Tive que me interromper, nesse ponto. Uma enfermeira chegou para dar remédio ao meu amigo e achou o paciente bastante agitado. “O que vocês tão conversando pra deixar ele assim, hem?”, inquiriu-me a moça, com indisfarçado ar de reprovação. Contei que estava apenas atualizando sobre o que aconteceu e acontece na Paraíba, mas a pedido e por insistência dele mesmo, que me conhece e sabe que não sei mentir.

“E olhe que só falamos até agora da segurança e da educação. Imagine quando chegar na saúde, no trato com os funcionários…”. Feito o Bode Gaiato, ela soltou um ‘Armaria!”. Foi justo no instante em que abria mais a passagem do soro prescrito pro meu amigo. “Home, vão falar de outra coisa, de futebol, mulher…”, recomendou-nos. Recomendação inútil. Tão logo ela saiu, o meu amigo voltou à carga.

“Não é possível que a saúde não esteja bem. Afinal, o homem é do ramo e recordo bem que ele sempre defendeu serviços públicos de saúde e, muito mais, os direitos e as reivindicações do pessoal da saúde”, manifestou, parecendo seguro de que, pelo menos nessa área, eu só lhe daria boas notícias.

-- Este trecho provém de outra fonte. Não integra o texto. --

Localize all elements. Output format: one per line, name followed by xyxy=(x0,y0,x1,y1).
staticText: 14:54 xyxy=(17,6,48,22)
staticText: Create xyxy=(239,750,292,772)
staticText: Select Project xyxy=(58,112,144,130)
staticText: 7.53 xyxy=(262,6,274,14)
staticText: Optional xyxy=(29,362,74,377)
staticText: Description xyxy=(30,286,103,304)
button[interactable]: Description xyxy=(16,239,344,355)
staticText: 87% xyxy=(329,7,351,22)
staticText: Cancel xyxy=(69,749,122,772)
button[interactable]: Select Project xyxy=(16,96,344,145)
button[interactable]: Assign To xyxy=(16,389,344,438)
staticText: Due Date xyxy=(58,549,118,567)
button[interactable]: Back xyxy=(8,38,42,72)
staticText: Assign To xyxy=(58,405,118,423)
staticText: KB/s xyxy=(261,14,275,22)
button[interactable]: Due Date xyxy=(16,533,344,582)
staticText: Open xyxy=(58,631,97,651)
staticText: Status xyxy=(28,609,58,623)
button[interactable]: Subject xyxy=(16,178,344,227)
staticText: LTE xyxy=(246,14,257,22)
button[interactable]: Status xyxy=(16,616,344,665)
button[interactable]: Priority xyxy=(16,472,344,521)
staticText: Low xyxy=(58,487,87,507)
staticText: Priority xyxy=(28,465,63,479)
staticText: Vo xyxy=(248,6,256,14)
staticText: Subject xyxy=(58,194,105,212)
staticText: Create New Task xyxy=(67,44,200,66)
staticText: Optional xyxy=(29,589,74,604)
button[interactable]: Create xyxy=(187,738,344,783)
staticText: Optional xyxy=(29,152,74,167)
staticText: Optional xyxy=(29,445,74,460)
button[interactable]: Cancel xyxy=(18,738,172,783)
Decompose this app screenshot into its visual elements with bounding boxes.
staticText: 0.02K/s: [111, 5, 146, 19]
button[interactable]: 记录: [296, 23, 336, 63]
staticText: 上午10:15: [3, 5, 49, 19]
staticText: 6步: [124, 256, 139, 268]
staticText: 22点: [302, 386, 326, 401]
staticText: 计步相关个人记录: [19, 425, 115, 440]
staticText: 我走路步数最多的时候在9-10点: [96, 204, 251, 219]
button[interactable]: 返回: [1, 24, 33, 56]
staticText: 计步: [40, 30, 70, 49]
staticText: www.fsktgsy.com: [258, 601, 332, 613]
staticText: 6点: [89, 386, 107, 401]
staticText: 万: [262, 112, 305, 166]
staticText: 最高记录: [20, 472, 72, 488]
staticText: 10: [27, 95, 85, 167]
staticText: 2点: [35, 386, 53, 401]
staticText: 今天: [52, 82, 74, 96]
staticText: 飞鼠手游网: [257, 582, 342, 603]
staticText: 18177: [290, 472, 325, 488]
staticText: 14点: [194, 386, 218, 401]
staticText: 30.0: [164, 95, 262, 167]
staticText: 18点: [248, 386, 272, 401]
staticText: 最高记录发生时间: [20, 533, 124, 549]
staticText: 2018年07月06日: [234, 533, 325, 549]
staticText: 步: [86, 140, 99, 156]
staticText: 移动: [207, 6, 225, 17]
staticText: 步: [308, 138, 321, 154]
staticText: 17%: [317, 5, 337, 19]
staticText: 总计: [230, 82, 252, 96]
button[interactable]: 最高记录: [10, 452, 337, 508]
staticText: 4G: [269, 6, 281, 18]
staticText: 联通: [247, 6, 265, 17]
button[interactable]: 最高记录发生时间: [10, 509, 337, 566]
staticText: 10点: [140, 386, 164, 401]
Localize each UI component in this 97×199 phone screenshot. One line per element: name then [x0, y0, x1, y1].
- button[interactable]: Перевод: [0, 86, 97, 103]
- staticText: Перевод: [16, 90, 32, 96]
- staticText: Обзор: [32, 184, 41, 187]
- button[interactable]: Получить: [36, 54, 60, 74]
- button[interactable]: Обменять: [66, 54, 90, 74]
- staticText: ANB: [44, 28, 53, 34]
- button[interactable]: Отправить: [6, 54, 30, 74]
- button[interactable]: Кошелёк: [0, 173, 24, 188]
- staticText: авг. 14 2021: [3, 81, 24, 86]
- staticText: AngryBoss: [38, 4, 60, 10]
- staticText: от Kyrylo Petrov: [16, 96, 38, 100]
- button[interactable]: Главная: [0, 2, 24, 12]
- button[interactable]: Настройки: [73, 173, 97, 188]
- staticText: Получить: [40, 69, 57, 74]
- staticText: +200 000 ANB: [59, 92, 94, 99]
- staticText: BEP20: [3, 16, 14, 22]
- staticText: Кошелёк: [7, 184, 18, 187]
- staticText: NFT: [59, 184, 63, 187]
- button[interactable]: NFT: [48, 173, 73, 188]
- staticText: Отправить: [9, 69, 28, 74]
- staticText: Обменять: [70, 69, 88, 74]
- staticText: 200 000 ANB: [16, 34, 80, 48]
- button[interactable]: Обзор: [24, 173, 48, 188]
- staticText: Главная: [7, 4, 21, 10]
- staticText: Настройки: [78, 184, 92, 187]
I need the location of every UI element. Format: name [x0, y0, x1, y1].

“Lamento, camarada, mas aí é que o bicho pega. O governo começou brigando com os médicos, terceirizou o Hospital de Trauma da Capital, passou mais de seis meses para colocar em funcionamento o Trauma de Campina, que o antecessor deixou prontinho da Silva, e vez por outra o CRM ou o Ministério Público tem que ir à Justiça para fazer com que o Estado cumpra com suas obrigações, como fornecer remédio de uso continuado pra quem mais precisa. Pra você ter uma ideia, como se fosse pouco tem equipe do Samu que vai pra delegacia prestar queixa porque traz o paciente e não encontra médico em hospital. É um vexame, uma calamidade. Sinto muito, amigão, mas essa é a durava verdade que a gente sabe e percebe”.

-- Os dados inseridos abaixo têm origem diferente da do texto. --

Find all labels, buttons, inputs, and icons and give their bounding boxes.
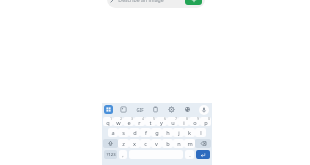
staticText: e [127, 119, 131, 126]
staticText: h [166, 129, 170, 137]
staticText: w [116, 119, 121, 126]
staticText: ?123 [106, 152, 116, 158]
button[interactable]: 9 [189, 117, 200, 126]
button[interactable]: d [129, 128, 140, 137]
staticText: k [188, 129, 191, 137]
staticText: b [166, 140, 170, 148]
staticText: 5 [153, 117, 155, 121]
staticText: f [145, 129, 147, 137]
staticText: u [171, 119, 175, 126]
button[interactable]: v [151, 139, 162, 148]
staticText: Describe an image [118, 0, 164, 3]
staticText: q [106, 119, 110, 126]
button[interactable]: z [118, 139, 129, 148]
button[interactable]: 1 [103, 117, 113, 126]
button[interactable]: 6 [156, 117, 167, 126]
staticText: n [177, 140, 181, 148]
button[interactable]: Shift [103, 139, 118, 148]
button[interactable]: , [119, 150, 127, 159]
button[interactable]: 7 [167, 117, 178, 126]
button[interactable]: 5 [145, 117, 156, 126]
button[interactable]: g [151, 128, 162, 137]
staticText: GIF [136, 107, 144, 113]
staticText: g [155, 129, 159, 137]
button[interactable]: 8 [178, 117, 189, 126]
button[interactable]: Settings [167, 105, 176, 114]
staticText: . [189, 151, 191, 158]
staticText: v [155, 140, 158, 148]
staticText: r [138, 119, 141, 126]
button[interactable]: 0 [200, 117, 211, 126]
button[interactable]: h [162, 128, 173, 137]
button[interactable]: x [129, 139, 140, 148]
button[interactable]: Enter [196, 150, 210, 159]
button[interactable]: 4 [134, 117, 145, 126]
button[interactable]: c [140, 139, 151, 148]
button[interactable]: Stickers [119, 105, 128, 114]
staticText: s [122, 129, 125, 137]
button[interactable]: a [108, 128, 118, 137]
staticText: 1 [110, 117, 112, 121]
button[interactable]: GIF [134, 105, 145, 114]
staticText: , [122, 151, 124, 158]
button[interactable]: 2 [113, 117, 123, 126]
staticText: l [200, 129, 202, 137]
staticText: t [149, 119, 152, 126]
staticText: j [178, 129, 180, 137]
staticText: i [183, 119, 185, 126]
button[interactable]: Voice input [199, 105, 209, 115]
button[interactable]: Clipboard [151, 105, 160, 114]
staticText: x [133, 140, 136, 148]
staticText: 2 [120, 117, 122, 121]
staticText: a [111, 129, 115, 137]
button[interactable]: Describe an image [107, 0, 205, 8]
button[interactable]: n [173, 139, 184, 148]
button[interactable]: s [118, 128, 129, 137]
staticText: 7 [175, 117, 177, 121]
button[interactable]: Backspace [195, 139, 211, 148]
button[interactable]: l [195, 128, 206, 137]
button[interactable]: 3 [123, 117, 134, 126]
button[interactable]: k [184, 128, 195, 137]
button[interactable]: b [162, 139, 173, 148]
staticText: 8 [186, 117, 188, 121]
staticText: c [144, 140, 147, 148]
button[interactable]: j [173, 128, 184, 137]
staticText: 0 [208, 117, 210, 121]
button[interactable]: m [184, 139, 195, 148]
staticText: d [133, 129, 137, 137]
button[interactable]: Toolbar [104, 105, 113, 114]
button[interactable]: Add [185, 0, 202, 5]
staticText: 3 [131, 117, 133, 121]
staticText: o [193, 119, 197, 126]
button[interactable]: Themes [183, 105, 192, 114]
button[interactable]: . [185, 150, 194, 159]
staticText: z [122, 140, 125, 148]
staticText: y [160, 119, 163, 126]
staticText: m [187, 140, 193, 148]
button[interactable]: ?123 [104, 150, 117, 159]
button[interactable]: f [140, 128, 151, 137]
staticText: 6 [164, 117, 166, 121]
staticText: 9 [197, 117, 199, 121]
staticText: 4 [142, 117, 144, 121]
staticText: p [204, 119, 208, 126]
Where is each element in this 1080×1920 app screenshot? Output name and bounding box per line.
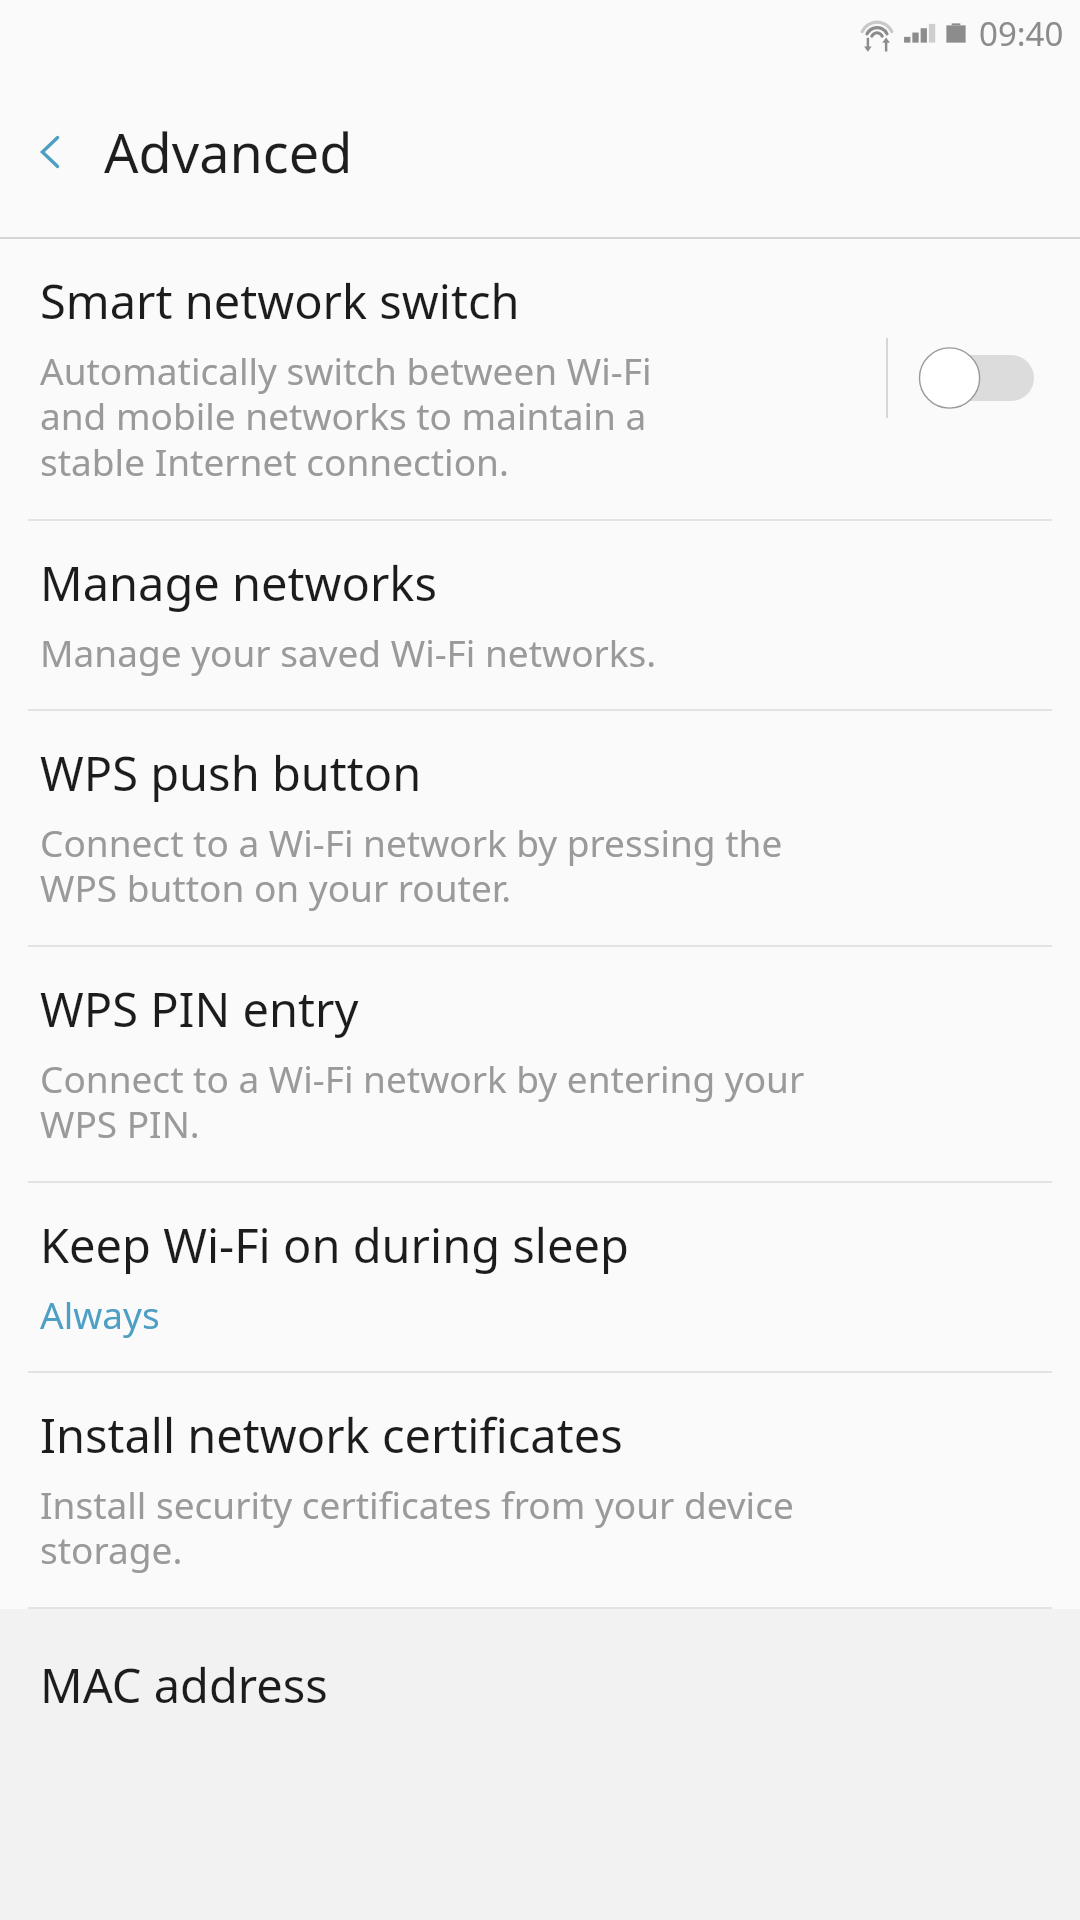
button[interactable]: WPS PIN entry [0, 947, 1080, 1181]
staticText: Advanced [104, 115, 353, 189]
staticText: Keep Wi-Fi on during sleep [40, 1213, 629, 1277]
staticText: Install security certificates from your … [40, 1479, 794, 1575]
staticText: Manage networks [40, 551, 437, 615]
staticText: Install network certificates [40, 1403, 623, 1467]
button[interactable]: WPS push button [0, 711, 1080, 945]
button[interactable]: Back [14, 114, 90, 190]
staticText: MAC address [40, 1653, 328, 1717]
button[interactable]: Keep Wi-Fi on during sleep [0, 1183, 1080, 1371]
staticText: Manage your saved Wi-Fi networks. [40, 627, 657, 677]
staticText: 09:40 [979, 11, 1064, 56]
button[interactable]: Smart network switch toggle [888, 334, 1056, 422]
staticText: WPS push button [40, 741, 422, 805]
button[interactable]: Smart network switch [0, 239, 1080, 519]
staticText: Smart network switch [40, 269, 520, 333]
button[interactable]: Manage networks [0, 521, 1080, 709]
staticText: Automatically switch between Wi-Fi and m… [40, 345, 652, 487]
staticText: Always [40, 1289, 160, 1339]
staticText: Connect to a Wi-Fi network by entering y… [40, 1053, 805, 1149]
button[interactable]: Install network certificates [0, 1373, 1080, 1607]
staticText: WPS PIN entry [40, 977, 359, 1041]
staticText: Connect to a Wi-Fi network by pressing t… [40, 817, 783, 913]
button[interactable]: MAC address [0, 1609, 1080, 1717]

Parei de falar de novo. Entrou um médico para a visita do dia. “Acho que tá na hora ir, companheiro”, dei a senha para bater em retirada, mas ele me pediu adiar a despedida para depois da saída do médico. Fiquei, mas fiquei calado, prestando atenção no médico, que aplicava o questionário de praxe ao paciente enquanto lhe auscultava. Depois, mediu a pressão e já se preparava para sair e ver outro interno quando o meu amigo fez uma pergunta invocada, na lata, que deixou a mim e ao médico meio entalados, à beira de um engasgo mental.

– Doutor, será que o senhor poderia me receitar um coma induzido? – perguntou, na maior seriedade. E se manteve sério, apesar do médico responder com um “o senhor só pode estar brincando”. Pela tristeza no olhar do meu amigo, tenho certeza de que ele falou a sério. Brincadeira coisa nenhuma!